Modes du XVe s. feuillet parchemin des « Heures Collins » Bruges ? c.1450, Paris, Musée de Cluny. Descente de croix, Grandes heures de Rohan, c.1430/35, Paris BNF

Les dernières Heures

Last but not least, les manuscrits enluminés, malgré leur fragilité ont été mieux conservés que bijoux et argenterie. Ils forment même la part la plus importante de l’exposition. Arrivé à la perfection au XVe siècle, l’art du livre enluminé y jette aussi ses derniers feux. Mais dès la fin du siècle, l’invention de Gutenberg condamne irrémédiablement cet art délicat précurseur de la bibliophilie. Hâtons-nous donc d’admirer les Heures d’Étienne Chevalier, la Bouquechardière de Jean de Courcy, les Heures de Marguerite Cuissotte (quel joli nom !). Sans oublier les Très Riches Heures du duc de Berry, conservées à Chantilly, et autres pieux ouvrages. Outre la beauté du dessin, des couleurs, des fonds bleu lapis, ces manuscrits sont aussi un catalogue des modes du XVe siècle. Peut-être les plus seyantes de l’Histoire… Détail futile mais significatif dans un pays comme la France.

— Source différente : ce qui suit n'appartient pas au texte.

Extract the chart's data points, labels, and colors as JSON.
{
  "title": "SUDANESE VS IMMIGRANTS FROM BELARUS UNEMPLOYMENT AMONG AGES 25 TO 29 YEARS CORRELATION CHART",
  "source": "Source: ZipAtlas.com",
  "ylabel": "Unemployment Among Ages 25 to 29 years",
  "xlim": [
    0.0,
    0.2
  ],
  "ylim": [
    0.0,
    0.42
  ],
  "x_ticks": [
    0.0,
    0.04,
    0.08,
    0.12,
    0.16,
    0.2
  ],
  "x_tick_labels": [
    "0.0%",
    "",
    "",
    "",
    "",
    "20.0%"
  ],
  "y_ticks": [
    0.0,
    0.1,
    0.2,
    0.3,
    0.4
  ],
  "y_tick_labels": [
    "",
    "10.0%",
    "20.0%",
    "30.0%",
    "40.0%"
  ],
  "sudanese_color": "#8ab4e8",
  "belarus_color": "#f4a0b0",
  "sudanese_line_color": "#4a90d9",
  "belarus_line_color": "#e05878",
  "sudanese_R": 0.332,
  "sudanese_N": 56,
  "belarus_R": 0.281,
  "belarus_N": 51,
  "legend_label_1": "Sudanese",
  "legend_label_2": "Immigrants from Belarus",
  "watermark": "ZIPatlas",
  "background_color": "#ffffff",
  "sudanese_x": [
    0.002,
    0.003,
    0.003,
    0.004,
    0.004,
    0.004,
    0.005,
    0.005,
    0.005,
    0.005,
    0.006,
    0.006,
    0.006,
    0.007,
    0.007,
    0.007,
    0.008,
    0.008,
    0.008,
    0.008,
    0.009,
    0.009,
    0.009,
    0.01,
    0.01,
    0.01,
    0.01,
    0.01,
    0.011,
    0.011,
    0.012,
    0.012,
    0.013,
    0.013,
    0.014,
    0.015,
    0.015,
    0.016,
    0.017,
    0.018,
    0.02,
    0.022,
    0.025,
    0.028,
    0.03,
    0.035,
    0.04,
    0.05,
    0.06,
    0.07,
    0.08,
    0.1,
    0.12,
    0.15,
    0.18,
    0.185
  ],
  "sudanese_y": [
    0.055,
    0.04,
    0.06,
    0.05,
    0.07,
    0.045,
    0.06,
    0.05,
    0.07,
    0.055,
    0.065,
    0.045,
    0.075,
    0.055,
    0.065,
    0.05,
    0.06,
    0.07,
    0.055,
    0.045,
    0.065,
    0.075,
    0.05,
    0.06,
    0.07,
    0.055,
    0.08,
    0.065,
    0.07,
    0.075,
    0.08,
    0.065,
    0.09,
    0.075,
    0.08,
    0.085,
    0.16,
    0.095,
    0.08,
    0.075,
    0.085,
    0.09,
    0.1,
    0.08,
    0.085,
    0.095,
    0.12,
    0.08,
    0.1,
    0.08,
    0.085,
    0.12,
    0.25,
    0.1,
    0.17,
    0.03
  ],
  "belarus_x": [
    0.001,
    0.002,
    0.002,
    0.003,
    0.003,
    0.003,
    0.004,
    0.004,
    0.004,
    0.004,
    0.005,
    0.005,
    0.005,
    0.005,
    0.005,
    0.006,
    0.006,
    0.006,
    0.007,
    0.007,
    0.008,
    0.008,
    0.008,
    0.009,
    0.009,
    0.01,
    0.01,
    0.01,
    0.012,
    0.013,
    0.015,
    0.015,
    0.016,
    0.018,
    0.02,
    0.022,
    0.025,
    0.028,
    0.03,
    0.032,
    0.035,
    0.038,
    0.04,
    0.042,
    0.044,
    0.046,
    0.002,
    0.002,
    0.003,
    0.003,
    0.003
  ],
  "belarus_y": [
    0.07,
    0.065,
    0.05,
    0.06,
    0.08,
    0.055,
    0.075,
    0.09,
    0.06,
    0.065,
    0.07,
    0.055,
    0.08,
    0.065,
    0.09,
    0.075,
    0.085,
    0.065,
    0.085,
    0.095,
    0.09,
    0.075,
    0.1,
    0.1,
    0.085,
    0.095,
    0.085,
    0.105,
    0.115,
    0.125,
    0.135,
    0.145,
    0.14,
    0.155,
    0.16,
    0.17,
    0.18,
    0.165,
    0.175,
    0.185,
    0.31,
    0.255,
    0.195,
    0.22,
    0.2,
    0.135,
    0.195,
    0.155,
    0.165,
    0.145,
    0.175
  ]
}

Reliquaire du Lait de la Vierge, argent doré, nielle, améthystes. Vase reliquaire de Sainte Hedwige, verre, laiton, argent doré, c.1250. Italie du sud ou Proche Orient, atelier d'Oignies c. 1240/60, Musée du Namurois, fondation du roi Baudouin.

Reliquaire du Lait de la Vierge, argent doré, nielle, améthystes. Vase reliquaire de Sainte Hedwige, verre, laiton, argent doré, c.1250. Italie du sud ou Proche Orient, atelier d’Oignies c. 1240/60, Musée du Namurois, fondation du roi Baudouin.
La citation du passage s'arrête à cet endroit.